Our focus here has been on the analysis of repeated binary data. However, the GLMM can be considered for other types of outcomes, such as repeated ordinal responses (Lin, 2010; Lin & Chen, 2016) or repeated count measures (Bell & Grunwald, 2011; Huang et al., 2016; Zhang et al., 2012). Other important issues related to the performance of GLMMs that are not discussed in this paper are the approach chosen to deal with missing data or attrition (Amatya & Bhaumik, 2018; Miller et al., 2020; Noh et al., 2012), overdispersion (Johnson et al., 2015), misspecification of the shape of a random effects distribution (Litière et al, 2007; McCulloch & Neuhaus, 2011), link function misspecification (Yu & Huang, 2019), and the impact of different random effects covariance matrices for longitudinal data (Hoque & Torabi, 2018). Although much more research is still required in this area, the results obtained in the present study provide useful information about the performance of GLMMs in psychological research settings. This is important as applied researchers can now use statistical software and specific packages (e.g. SAS, R, and SPSS) to conduct GLMM analyses.

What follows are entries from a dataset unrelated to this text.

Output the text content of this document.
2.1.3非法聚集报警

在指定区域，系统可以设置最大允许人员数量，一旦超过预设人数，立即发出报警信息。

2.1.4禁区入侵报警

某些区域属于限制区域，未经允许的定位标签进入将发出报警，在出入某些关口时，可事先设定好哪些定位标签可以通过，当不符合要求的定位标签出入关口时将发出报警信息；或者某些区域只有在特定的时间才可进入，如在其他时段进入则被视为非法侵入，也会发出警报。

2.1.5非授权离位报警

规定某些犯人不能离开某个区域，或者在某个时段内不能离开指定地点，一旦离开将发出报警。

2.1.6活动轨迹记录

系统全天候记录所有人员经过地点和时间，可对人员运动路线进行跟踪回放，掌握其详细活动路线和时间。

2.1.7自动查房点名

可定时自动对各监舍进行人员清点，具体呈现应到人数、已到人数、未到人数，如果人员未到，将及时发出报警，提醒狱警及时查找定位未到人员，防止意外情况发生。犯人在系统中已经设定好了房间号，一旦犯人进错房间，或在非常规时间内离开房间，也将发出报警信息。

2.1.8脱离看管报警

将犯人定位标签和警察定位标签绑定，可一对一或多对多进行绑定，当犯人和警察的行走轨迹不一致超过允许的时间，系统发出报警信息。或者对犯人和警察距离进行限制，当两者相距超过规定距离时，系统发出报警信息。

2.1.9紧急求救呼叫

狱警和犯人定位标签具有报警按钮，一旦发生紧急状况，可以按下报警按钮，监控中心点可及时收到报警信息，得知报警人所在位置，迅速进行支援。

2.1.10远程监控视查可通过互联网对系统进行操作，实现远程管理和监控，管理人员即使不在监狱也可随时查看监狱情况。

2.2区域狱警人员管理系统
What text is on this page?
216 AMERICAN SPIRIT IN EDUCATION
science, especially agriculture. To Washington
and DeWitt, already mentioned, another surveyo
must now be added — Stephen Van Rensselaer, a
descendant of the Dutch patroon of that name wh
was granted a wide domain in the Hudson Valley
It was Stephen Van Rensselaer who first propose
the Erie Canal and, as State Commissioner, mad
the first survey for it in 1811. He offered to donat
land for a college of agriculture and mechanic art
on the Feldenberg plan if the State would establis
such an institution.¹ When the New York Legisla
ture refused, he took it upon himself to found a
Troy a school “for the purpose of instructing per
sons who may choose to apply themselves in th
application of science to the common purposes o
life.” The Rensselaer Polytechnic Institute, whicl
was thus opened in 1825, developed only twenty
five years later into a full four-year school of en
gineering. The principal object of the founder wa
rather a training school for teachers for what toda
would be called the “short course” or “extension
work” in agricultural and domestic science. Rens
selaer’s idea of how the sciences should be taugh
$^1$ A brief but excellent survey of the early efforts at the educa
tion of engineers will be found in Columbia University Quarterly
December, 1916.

It should be noted that although we simulated a broad set of variables and range of values, the conclusions to be drawn are limited by the range of evaluated conditions. For example, we studied only one model for binary outcomes, and we did not evaluate model performance with alternative link functions or estimation methods. These limitations are potentially fruitful directions for future research. Finally, the robustness of the GLMM can also be studied in terms of power (Chen et al., 2016; Stroup, 2013). Despite the increasing use of GLMMs, there are few articles reporting a power analysis for these models (e.g., Dang et al., 2008; Jiang & Oleson, 2011; Johnson et al., 2015; Kain et al., 2015). A further study analyzing the robustness of the GLMM in terms of power and calculating the optimal sample, as proposed for the LMM (Vallejo et al., 2019), would therefore provide a useful complement to the present results.